Ивану Александровичу не впервые заниматься приемом: до войны он был секретарем Станиславского обкома партии. Однако теперь он сплошь и рядом встречается с такими посетителями и с такими вопросами, с какими раньше ему не приходилось иметь дело.

В кабинете Перервина пожилые супруги.

Муж, очевидно, очень взволнован: в его глубоко запавших глазах растерянность. Жена то смущенно теребит [199] воротничок своего платья, то тщетно пытается поправить непокорную прядку седых волос, упрямо спадающую на лоб.

Супруги ведут себя странно.

Уже дважды предлагает им переводчик изложить цель их визита, но муж только кивает головой на жену, жена делает какие-то таинственные знаки мужу — и оба молчат.

— Может быть, они немые? — спрашивает Иван Александрович переводчика.

В третий раз обращается переводчик к посетителям. Супруги, перебивая друг друга, что-то горячо объясняют ему.

— У них очень важный вопрос, товарищ подполковник, — еле сдерживает улыбку переводчик. — Но они пока не решили, кому его излагать.

Наконец, перебросившись несколькими словами, супруги приходят к соглашению.

— Мой муж плохой говорун, — начинает жена. — И я боюсь, что он ничего толком не объяснит. Я прошу выслушать меня, господин офицер... Мой муж честный, порядочный человек. Но жизнь сильнее его. Нас принудили. И он должен был уступить. А теперь мы не знаем, как быть. И вот пришли...
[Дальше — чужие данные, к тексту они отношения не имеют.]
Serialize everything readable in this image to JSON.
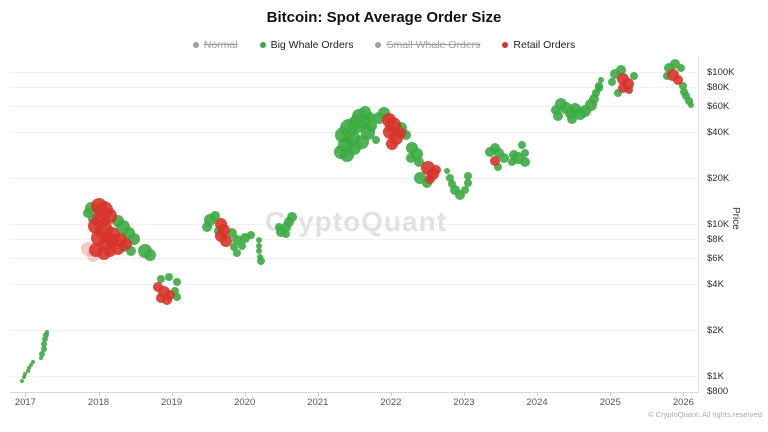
{
  "title": "Bitcoin: Spot Average Order Size",
  "watermark": "CryptoQuant",
  "footer": "© CryptoQuant. All rights reserved",
  "legend": [
    {
      "label": "Normal",
      "color": "#9e9e9e",
      "disabled": true
    },
    {
      "label": "Big Whale Orders",
      "color": "#3cab43",
      "disabled": false
    },
    {
      "label": "Small Whale Orders",
      "color": "#9e9e9e",
      "disabled": true
    },
    {
      "label": "Retail Orders",
      "color": "#d7342b",
      "disabled": false
    }
  ],
  "chart_data": {
    "type": "scatter",
    "title": "Bitcoin: Spot Average Order Size",
    "xlabel": "",
    "ylabel": "Price",
    "grid": "horizontal",
    "legend_position": "top",
    "x_axis": {
      "range": [
        2016.79,
        2026.2
      ],
      "ticks": [
        2017,
        2018,
        2019,
        2020,
        2021,
        2022,
        2023,
        2024,
        2025,
        2026
      ]
    },
    "y_axis": {
      "scale": "log",
      "unit": "USD",
      "range": [
        785,
        127000
      ],
      "ticks": [
        {
          "label": "$100K",
          "value": 100000
        },
        {
          "label": "$80K",
          "value": 80000
        },
        {
          "label": "$60K",
          "value": 60000
        },
        {
          "label": "$40K",
          "value": 40000
        },
        {
          "label": "$20K",
          "value": 20000
        },
        {
          "label": "$10K",
          "value": 10000
        },
        {
          "label": "$8K",
          "value": 8000
        },
        {
          "label": "$6K",
          "value": 6000
        },
        {
          "label": "$4K",
          "value": 4000
        },
        {
          "label": "$2K",
          "value": 2000
        },
        {
          "label": "$1K",
          "value": 1000
        },
        {
          "label": "$800",
          "value": 800
        }
      ]
    },
    "series_colors": {
      "big_whale_orders": "#3cab43",
      "retail_orders": "#d7342b",
      "retail_orders_faded": "#e59a93"
    },
    "point_format": [
      "year_decimal",
      "price_usd",
      "radius_px",
      "color_index_0green_1red_2pink"
    ],
    "points": [
      [
        2016.95,
        930,
        2,
        0
      ],
      [
        2016.98,
        985,
        2,
        0
      ],
      [
        2017.0,
        1030,
        2,
        0
      ],
      [
        2017.03,
        1080,
        2,
        0
      ],
      [
        2017.05,
        1130,
        2,
        0
      ],
      [
        2017.08,
        1185,
        2,
        0
      ],
      [
        2017.11,
        1240,
        2,
        0
      ],
      [
        2017.21,
        1310,
        2,
        0
      ],
      [
        2017.23,
        1390,
        3,
        0
      ],
      [
        2017.25,
        1500,
        3,
        0
      ],
      [
        2017.26,
        1620,
        3,
        0
      ],
      [
        2017.27,
        1740,
        3,
        0
      ],
      [
        2017.28,
        1870,
        3,
        0
      ],
      [
        2017.29,
        1950,
        2,
        0
      ],
      [
        2017.9,
        12800,
        6,
        0
      ],
      [
        2017.85,
        11750,
        5,
        0
      ],
      [
        2017.93,
        10800,
        5,
        0
      ],
      [
        2018.26,
        10450,
        6,
        0
      ],
      [
        2018.34,
        9550,
        7,
        0
      ],
      [
        2018.42,
        8720,
        6,
        0
      ],
      [
        2018.49,
        7960,
        6,
        0
      ],
      [
        2018.35,
        7050,
        5,
        0
      ],
      [
        2018.45,
        6640,
        5,
        0
      ],
      [
        2018.63,
        6640,
        7,
        0
      ],
      [
        2018.7,
        6260,
        6,
        0
      ],
      [
        2017.86,
        6850,
        7,
        2
      ],
      [
        2017.92,
        6160,
        6,
        2
      ],
      [
        2018.0,
        13200,
        8,
        1
      ],
      [
        2018.08,
        12400,
        9,
        1
      ],
      [
        2018.15,
        11350,
        8,
        1
      ],
      [
        2018.04,
        10800,
        9,
        1
      ],
      [
        2017.96,
        9700,
        8,
        1
      ],
      [
        2018.08,
        9100,
        9,
        1
      ],
      [
        2018.18,
        8450,
        8,
        1
      ],
      [
        2018.0,
        8070,
        8,
        1
      ],
      [
        2018.11,
        7500,
        8,
        1
      ],
      [
        2018.2,
        7740,
        7,
        1
      ],
      [
        2018.29,
        7850,
        7,
        1
      ],
      [
        2017.97,
        6750,
        7,
        1
      ],
      [
        2018.07,
        6440,
        7,
        1
      ],
      [
        2018.16,
        6640,
        6,
        1
      ],
      [
        2018.26,
        6850,
        6,
        1
      ],
      [
        2018.37,
        7390,
        6,
        1
      ],
      [
        2018.85,
        4330,
        4,
        0
      ],
      [
        2018.96,
        4460,
        4,
        0
      ],
      [
        2019.07,
        4150,
        4,
        0
      ],
      [
        2019.04,
        3620,
        4,
        0
      ],
      [
        2019.08,
        3320,
        4,
        0
      ],
      [
        2018.82,
        3850,
        5,
        1
      ],
      [
        2018.89,
        3570,
        6,
        1
      ],
      [
        2018.85,
        3270,
        5,
        1
      ],
      [
        2018.93,
        3170,
        5,
        1
      ],
      [
        2018.98,
        3420,
        5,
        1
      ],
      [
        2019.52,
        10650,
        6,
        0
      ],
      [
        2019.59,
        11350,
        5,
        0
      ],
      [
        2019.48,
        9550,
        5,
        0
      ],
      [
        2019.65,
        9000,
        5,
        0
      ],
      [
        2019.83,
        8720,
        5,
        0
      ],
      [
        2019.89,
        7850,
        5,
        0
      ],
      [
        2019.85,
        7050,
        4,
        0
      ],
      [
        2019.89,
        6440,
        4,
        0
      ],
      [
        2019.96,
        7160,
        4,
        0
      ],
      [
        2020.01,
        8070,
        5,
        0
      ],
      [
        2020.08,
        8450,
        4,
        0
      ],
      [
        2020.19,
        7850,
        3,
        0
      ],
      [
        2020.2,
        7160,
        3,
        0
      ],
      [
        2020.2,
        6640,
        3,
        0
      ],
      [
        2020.21,
        6100,
        3,
        0
      ],
      [
        2020.22,
        5700,
        4,
        0
      ],
      [
        2019.67,
        10000,
        6,
        1
      ],
      [
        2019.72,
        9100,
        6,
        1
      ],
      [
        2019.67,
        8340,
        6,
        1
      ],
      [
        2019.74,
        7740,
        6,
        1
      ],
      [
        2020.47,
        9550,
        4,
        0
      ],
      [
        2020.5,
        8860,
        5,
        0
      ],
      [
        2020.56,
        9550,
        5,
        0
      ],
      [
        2020.61,
        10300,
        5,
        0
      ],
      [
        2020.64,
        11100,
        5,
        0
      ],
      [
        2020.56,
        8590,
        4,
        0
      ],
      [
        2021.34,
        38500,
        8,
        0
      ],
      [
        2021.43,
        42700,
        9,
        0
      ],
      [
        2021.53,
        45500,
        9,
        0
      ],
      [
        2021.62,
        47600,
        8,
        0
      ],
      [
        2021.47,
        36800,
        8,
        0
      ],
      [
        2021.38,
        33200,
        8,
        0
      ],
      [
        2021.31,
        29900,
        7,
        0
      ],
      [
        2021.4,
        28600,
        7,
        0
      ],
      [
        2021.5,
        31700,
        7,
        0
      ],
      [
        2021.6,
        34700,
        7,
        0
      ],
      [
        2021.69,
        39700,
        7,
        0
      ],
      [
        2021.73,
        44200,
        6,
        0
      ],
      [
        2021.56,
        51300,
        7,
        0
      ],
      [
        2021.64,
        54500,
        6,
        0
      ],
      [
        2021.71,
        50500,
        5,
        0
      ],
      [
        2021.79,
        35700,
        4,
        0
      ],
      [
        2021.84,
        49800,
        6,
        0
      ],
      [
        2021.91,
        53700,
        6,
        0
      ],
      [
        2022.14,
        42700,
        6,
        0
      ],
      [
        2022.2,
        38500,
        5,
        0
      ],
      [
        2021.97,
        48300,
        7,
        1
      ],
      [
        2022.03,
        44900,
        8,
        1
      ],
      [
        2021.99,
        40300,
        7,
        1
      ],
      [
        2022.07,
        36800,
        7,
        1
      ],
      [
        2022.02,
        33600,
        6,
        1
      ],
      [
        2022.12,
        39700,
        6,
        1
      ],
      [
        2022.29,
        31700,
        6,
        0
      ],
      [
        2022.35,
        28900,
        6,
        0
      ],
      [
        2022.28,
        27200,
        5,
        0
      ],
      [
        2022.39,
        25600,
        5,
        0
      ],
      [
        2022.4,
        20100,
        6,
        0
      ],
      [
        2022.49,
        18600,
        5,
        0
      ],
      [
        2022.51,
        23300,
        7,
        1
      ],
      [
        2022.58,
        21300,
        6,
        1
      ],
      [
        2022.54,
        19800,
        5,
        1
      ],
      [
        2022.62,
        22700,
        5,
        1
      ],
      [
        2022.77,
        22400,
        3,
        0
      ],
      [
        2022.81,
        20100,
        4,
        0
      ],
      [
        2022.84,
        18300,
        4,
        0
      ],
      [
        2022.88,
        16700,
        5,
        0
      ],
      [
        2022.94,
        15600,
        5,
        0
      ],
      [
        2023.01,
        16700,
        4,
        0
      ],
      [
        2023.05,
        18600,
        4,
        0
      ],
      [
        2023.06,
        20700,
        4,
        0
      ],
      [
        2023.35,
        29800,
        5,
        0
      ],
      [
        2023.42,
        31700,
        5,
        0
      ],
      [
        2023.48,
        29300,
        5,
        0
      ],
      [
        2023.54,
        27100,
        5,
        0
      ],
      [
        2023.46,
        23700,
        4,
        0
      ],
      [
        2023.42,
        26000,
        5,
        1
      ],
      [
        2023.79,
        33200,
        4,
        0
      ],
      [
        2023.68,
        28200,
        5,
        0
      ],
      [
        2023.74,
        27100,
        6,
        0
      ],
      [
        2023.83,
        25600,
        5,
        0
      ],
      [
        2023.65,
        25600,
        4,
        0
      ],
      [
        2023.83,
        29300,
        4,
        0
      ],
      [
        2024.26,
        56200,
        5,
        0
      ],
      [
        2024.32,
        61600,
        6,
        0
      ],
      [
        2024.39,
        58100,
        6,
        0
      ],
      [
        2024.46,
        53700,
        6,
        0
      ],
      [
        2024.52,
        57100,
        6,
        0
      ],
      [
        2024.59,
        52800,
        6,
        0
      ],
      [
        2024.66,
        55400,
        6,
        0
      ],
      [
        2024.73,
        60800,
        6,
        0
      ],
      [
        2024.78,
        66400,
        5,
        0
      ],
      [
        2024.81,
        72600,
        4,
        0
      ],
      [
        2024.84,
        78100,
        4,
        0
      ],
      [
        2024.29,
        51300,
        5,
        0
      ],
      [
        2024.47,
        49000,
        5,
        0
      ],
      [
        2024.85,
        81200,
        4,
        0
      ],
      [
        2024.87,
        88000,
        3,
        0
      ],
      [
        2025.06,
        97000,
        5,
        0
      ],
      [
        2025.14,
        103000,
        5,
        0
      ],
      [
        2025.32,
        94000,
        4,
        0
      ],
      [
        2025.02,
        85900,
        4,
        0
      ],
      [
        2025.11,
        72600,
        4,
        0
      ],
      [
        2025.17,
        89900,
        6,
        1
      ],
      [
        2025.24,
        83300,
        6,
        1
      ],
      [
        2025.17,
        78100,
        5,
        1
      ],
      [
        2025.25,
        75800,
        4,
        1
      ],
      [
        2025.8,
        106000,
        5,
        0
      ],
      [
        2025.88,
        112000,
        5,
        0
      ],
      [
        2025.96,
        106000,
        4,
        0
      ],
      [
        2025.77,
        94000,
        4,
        0
      ],
      [
        2026.0,
        81200,
        4,
        0
      ],
      [
        2026.01,
        74100,
        4,
        0
      ],
      [
        2026.04,
        68900,
        4,
        0
      ],
      [
        2026.08,
        63900,
        4,
        0
      ],
      [
        2026.11,
        60400,
        3,
        0
      ],
      [
        2025.86,
        95500,
        6,
        1
      ],
      [
        2025.92,
        88600,
        5,
        1
      ]
    ]
  }
}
Женщина плачет. Нервно вздрагивают ее плечи. Она совсем растерялась, никак не может найти платка, и слезы крупными каплями текут по щекам.

— Простите, господин офицер, — уняв наконец слезы, тихо говорит она. — Я тоже плохой оратор. А тут еще такая беда...

— Скажите, кем ваш муж работал при немцах? — мягко спрашивает Перервин.

— О, у него скромная, но неплохая работа. Он полотер. Двадцать четыре года полотер. И все было хорошо, тихо, спокойно. А тут его позвали и сказали: или ты будешь наци или убирайся вон и забудь о работе. А как он может забыть о работе? Как? Ведь это голодная смерть для нас и наших детей. А их у нас четверо, господин офицер. Четверо... Мы не спали с Отто всю ночь. О, это была страшная ночь. Страшнее, чем те, когда шли бои... Не знаю, как понятнее рассказать, господин офицер. Нам было страшно, потому что всю жизнь мы жили тихо и честно, потому что мы ненавидели наци за [200] кровь, за концлагеря, за бесчестие. Мы знали: если Отто скажет «да», он встанет рядом с теми, кто лжет, грабит, убивает. Если Отто скажет «нет», они не простят ему, и наши дети умрут с голоду...

— И вы решили сказать «да»?

— Нет, мы ничего не решили в ту ночь, господин офицер. Наутро я сказала: «Отто, я пойду к господину ксендзу. Как он скажет, пусть так и будет». Господин ксензд посоветовал, чтобы Отто сказал «да».

— И ваш муж дослужился до высоких партийных чинов, разбогател?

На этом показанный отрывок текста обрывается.